The palace grew out of the stone itself, organic and ornate, every surface carved and gilded and dripping with the kind of beauty that existed to make you feel something.
I looked at it and thought of the shelter. Of the twelve cots in the hallway. Of Marcus eating my sandwich. Of Walt crying in the Subaru.
I thought: if this is what hypothermia gives you—a palace made of everything you never let yourself want—then the brain is crueler than I knew.
The chambers were an assault.
Not violent—beautiful, which was worse, because violence I could brace for. Beauty, the kind that existed specifically to make you ache, required a different kind of defense, and mine was inventory. So I inventoried.
Walls: raw amethyst, floor to ceiling, deep purple crystals erupting from the stone in clusters that caught the ambient light and refracted it into violet and rose and something iridescent that had no business existing.
Furniture: a bed the size of a small country, frame carved from something luminous and inlaid with mother-of-pearl that shifted color when I moved my head.
Beside it, a table with legs shaped like tree roots, gold running through them like sap.
A wardrobe, doors of dark wood, handles of carved amber.
A bathing pool recessed into the floor in the far corner, steam rising from water that was an impossible shade of blue-green, fed by a spring that emerged from the rock wall in a steady, musical pour.
Silk sheets. Purple. The color of the amethyst that surrounded them, as if the room had coordinated itself.
A small, grey-skinned figure in a plain robe had led me here—one of Greed’s servants, I assumed, though she hadn’t spoken and I hadn‘t asked. She’d opened the doors, gestured me inside with an expression that fell somewhere between deference and curiosity, and retreated to the corner, where she stood with her hands clasped and her strange, dark eyes watching me take in the room with what I imagined looked like the face of a woman who’d been hit by a truck and was still trying to determine the make and model.
The food was on the table. An elaborate spread—a word that felt insufficient for what I was looking at, the way budget feels insufficient for the math of keeping fifty people alive through January.

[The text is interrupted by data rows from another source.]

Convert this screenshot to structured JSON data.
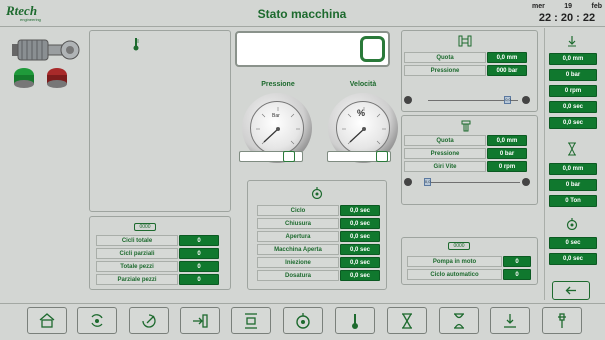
{
  "header": {
    "logo_text": "Rtech",
    "logo_sub": "engineering",
    "title": "Stato macchina",
    "date_day": "mer",
    "date_num": "19",
    "date_month": "feb",
    "time": "22 : 20 : 22"
  },
  "gauges": {
    "pressure_label": "Pressione",
    "pressure_unit": "Bar",
    "speed_label": "Velocità",
    "speed_unit": "%",
    "pressure_slider_fraction": 0.82,
    "speed_slider_fraction": 0.92
  },
  "cycle_counters": {
    "rows": [
      {
        "label": "Cicli totale",
        "value": "0"
      },
      {
        "label": "Cicli parziali",
        "value": "0"
      },
      {
        "label": "Totale pezzi",
        "value": "0"
      },
      {
        "label": "Parziale pezzi",
        "value": "0"
      }
    ]
  },
  "timers": {
    "rows": [
      {
        "label": "Ciclo",
        "value": "0,0 sec"
      },
      {
        "label": "Chiusura",
        "value": "0,0 sec"
      },
      {
        "label": "Apertura",
        "value": "0,0 sec"
      },
      {
        "label": "Macchina Aperta",
        "value": "0,0 sec"
      },
      {
        "label": "Iniezione",
        "value": "0,0 sec"
      },
      {
        "label": "Dosatura",
        "value": "0,0 sec"
      }
    ]
  },
  "clamp": {
    "rows": [
      {
        "label": "Quota",
        "value": "0,0 mm"
      },
      {
        "label": "Pressione",
        "value": "000 bar"
      }
    ],
    "slider_thumb_label": "0,0",
    "slider_fraction": 0.88
  },
  "injection": {
    "rows": [
      {
        "label": "Quota",
        "value": "0,0 mm"
      },
      {
        "label": "Pressione",
        "value": "0 bar"
      },
      {
        "label": "Giri Vite",
        "value": "0 rpm"
      }
    ],
    "slider_thumb_label": "0,0",
    "slider_fraction": 0.02
  },
  "status": {
    "rows": [
      {
        "label": "Pompa in moto",
        "value": "0"
      },
      {
        "label": "Ciclo automatico",
        "value": "0"
      }
    ]
  },
  "sidebar": {
    "group1": [
      "0,0 mm",
      "0 bar",
      "0 rpm",
      "0,0 sec",
      "0,0 sec"
    ],
    "group2": [
      "0,0 mm",
      "0 bar",
      "0 Ton"
    ],
    "group3": [
      "0 sec",
      "0,0 sec"
    ]
  },
  "nav_icons": [
    "home-icon",
    "cycle-refresh-icon",
    "injection-screw-icon",
    "ejector-icon",
    "hourglass-clamp-icon",
    "motor-icon",
    "thermometer-icon",
    "hourglass-icon",
    "hourglass-alt-icon",
    "gear-motor-icon",
    "tool-icon"
  ],
  "colors": {
    "accent": "#10782e",
    "background": "#d3d6d3",
    "title": "#1d6a2e"
  }
}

Platters of things I couldn’t name: fruits with skin like polished garnet, sliced open to reveal flesh the color of sunset.
Bread that smelled of warm honey and something herbal.
A bowl of something thick and golden that steamed gently, rich with spice.
Meats—thin-sliced, dark, glistening—arranged on a plate beside a cluster of pale, translucent berries that glowed faintly, like tiny lanterns.
My stomach made a sound and it wasn’t polite.
The kind of sound a body makes when it’s been running on coffee and oatmeal and adrenaline for too long and suddenly finds itself in the presence of actual food, and the negotiations between dignity and survival that I normally managed so seamlessly collapsed entirely.
I hadn’t eaten since oatmeal at 7 PM yesterday. Eighteen hours ago. Eighteen hours and one interdimensional relocation.